The plot involves an AI “entity” which has become independent, and which takes out a submarine in that long pre-title sequence. The CIA are not happy, and are even less happy when they discover that Kittridge is the head of the Impossible Mission Force, the group of people who answer directly to the President, are unknown to everyone else, and who look after the interests of the greater good. It’s quaint that these characters are motivated simply by loyalty and friendless, and their hapless devotion to overcoming hopeless odds is what gives this franchise and this movie such a tremendous amount of heart.
It almost doesn’t matter but the gang are after a metal key which is in two sections. When the sections are joined together the key unlocks… something. This is a film not just about friendship and loyalty, but about who knows what and the value of people who know certain facts—especially if they are the only ones who know. The “this message will self-destruct…” sequence is there, of course—and Hunt’s stakes this time involve a figure from his past, Ilsa (Rebecca Ferguson). When Benji (Simon Pegg) turns up with Luther (Ving Rhames) the classic cat-and-mouse trail through an airport provides a load of classic spycraft adventure, this time with a thief who doesn’t know why she’s stealing something. This is Grace (Hayley Altwell), whose association with Hunt involves some of the most bewildering scenes this film has to offer (a car chase involving an old Fiat 50 and a Humvee).

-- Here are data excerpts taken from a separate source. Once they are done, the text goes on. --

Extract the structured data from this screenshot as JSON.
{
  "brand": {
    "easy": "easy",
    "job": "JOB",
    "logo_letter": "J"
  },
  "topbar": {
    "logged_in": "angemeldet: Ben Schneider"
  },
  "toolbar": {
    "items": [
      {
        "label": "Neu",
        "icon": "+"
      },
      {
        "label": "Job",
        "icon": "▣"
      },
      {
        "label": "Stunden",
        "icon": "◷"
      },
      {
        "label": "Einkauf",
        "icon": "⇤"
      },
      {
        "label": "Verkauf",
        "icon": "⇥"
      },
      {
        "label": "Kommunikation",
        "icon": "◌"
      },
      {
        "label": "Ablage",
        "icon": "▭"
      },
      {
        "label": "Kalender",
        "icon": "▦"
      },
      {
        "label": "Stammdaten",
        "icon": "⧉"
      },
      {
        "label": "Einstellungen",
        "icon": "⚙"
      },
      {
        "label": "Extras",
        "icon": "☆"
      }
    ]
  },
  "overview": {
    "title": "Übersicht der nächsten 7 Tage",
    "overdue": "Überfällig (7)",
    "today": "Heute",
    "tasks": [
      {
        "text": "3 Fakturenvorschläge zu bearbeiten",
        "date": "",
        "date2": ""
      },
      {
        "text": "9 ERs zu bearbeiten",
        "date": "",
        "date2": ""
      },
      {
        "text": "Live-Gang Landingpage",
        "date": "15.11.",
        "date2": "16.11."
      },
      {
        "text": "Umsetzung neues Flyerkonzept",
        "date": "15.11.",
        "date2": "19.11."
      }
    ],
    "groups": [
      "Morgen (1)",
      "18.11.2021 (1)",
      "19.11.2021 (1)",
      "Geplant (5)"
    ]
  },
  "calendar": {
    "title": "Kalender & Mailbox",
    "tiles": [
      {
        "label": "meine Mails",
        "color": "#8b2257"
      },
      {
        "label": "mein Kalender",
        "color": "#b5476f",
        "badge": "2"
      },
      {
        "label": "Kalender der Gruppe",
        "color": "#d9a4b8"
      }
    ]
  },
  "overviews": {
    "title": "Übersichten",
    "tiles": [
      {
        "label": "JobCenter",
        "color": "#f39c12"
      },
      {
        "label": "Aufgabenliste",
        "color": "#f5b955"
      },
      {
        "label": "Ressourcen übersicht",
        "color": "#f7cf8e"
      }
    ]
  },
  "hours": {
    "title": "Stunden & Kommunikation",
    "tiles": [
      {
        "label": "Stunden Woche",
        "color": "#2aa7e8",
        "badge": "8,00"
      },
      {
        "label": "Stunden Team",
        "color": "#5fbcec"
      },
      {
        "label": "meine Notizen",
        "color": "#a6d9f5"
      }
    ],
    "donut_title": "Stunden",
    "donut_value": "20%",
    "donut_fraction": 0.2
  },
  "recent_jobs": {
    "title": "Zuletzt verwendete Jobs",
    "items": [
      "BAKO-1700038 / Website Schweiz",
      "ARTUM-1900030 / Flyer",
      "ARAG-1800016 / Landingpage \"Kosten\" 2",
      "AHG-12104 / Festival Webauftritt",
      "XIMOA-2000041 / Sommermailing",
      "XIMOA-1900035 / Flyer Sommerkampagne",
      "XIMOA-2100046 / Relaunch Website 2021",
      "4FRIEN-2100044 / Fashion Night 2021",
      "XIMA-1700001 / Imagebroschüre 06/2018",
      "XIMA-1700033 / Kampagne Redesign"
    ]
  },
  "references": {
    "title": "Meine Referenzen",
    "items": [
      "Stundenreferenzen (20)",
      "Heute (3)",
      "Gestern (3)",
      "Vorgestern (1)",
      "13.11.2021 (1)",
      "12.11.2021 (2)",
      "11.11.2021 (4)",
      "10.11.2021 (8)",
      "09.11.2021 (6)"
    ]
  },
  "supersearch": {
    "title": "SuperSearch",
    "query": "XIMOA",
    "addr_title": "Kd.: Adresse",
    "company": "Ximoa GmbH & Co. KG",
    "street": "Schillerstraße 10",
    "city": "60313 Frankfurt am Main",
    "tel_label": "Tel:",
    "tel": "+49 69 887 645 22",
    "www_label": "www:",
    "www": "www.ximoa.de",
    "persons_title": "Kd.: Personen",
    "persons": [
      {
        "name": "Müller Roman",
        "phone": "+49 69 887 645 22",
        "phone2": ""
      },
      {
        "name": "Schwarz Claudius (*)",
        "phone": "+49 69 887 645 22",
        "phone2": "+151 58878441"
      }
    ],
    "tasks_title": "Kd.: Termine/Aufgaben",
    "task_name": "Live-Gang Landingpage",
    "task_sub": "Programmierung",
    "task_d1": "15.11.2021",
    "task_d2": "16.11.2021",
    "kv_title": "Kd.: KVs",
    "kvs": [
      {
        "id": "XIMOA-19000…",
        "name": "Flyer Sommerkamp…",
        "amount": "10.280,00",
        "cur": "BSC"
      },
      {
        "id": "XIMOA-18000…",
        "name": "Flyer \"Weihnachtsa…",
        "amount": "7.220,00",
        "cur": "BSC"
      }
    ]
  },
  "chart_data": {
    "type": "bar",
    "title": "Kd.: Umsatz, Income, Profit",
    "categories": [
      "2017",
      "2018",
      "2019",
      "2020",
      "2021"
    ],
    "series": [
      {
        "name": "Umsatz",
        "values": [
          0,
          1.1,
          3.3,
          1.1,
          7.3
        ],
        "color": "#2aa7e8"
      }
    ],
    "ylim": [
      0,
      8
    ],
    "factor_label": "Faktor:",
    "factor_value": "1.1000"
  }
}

There is that incredible train sequence, but the motorcycle jump is genuinely audacious…and the knowledge that there’s no visual effects makes it even more impressive. The thing about it is that it flows organically from the improvised race-against-time plot. A train chase always seems planned, and fights on top of trains are fun as there’s the peril of pylons and tunnels that force the fight to stop every so often as both protagonist and antagonist hit the deck.
In the end the reason for the film being in two parts makes sense. This part is about the key, and what the stakes are. The next part, already promising more stunts and hopefully not too much derailed by the strikes, looks like it will be a solid big-screen epic. For me the story is good enough to sustain a small screen but the stunts deserve a really big space.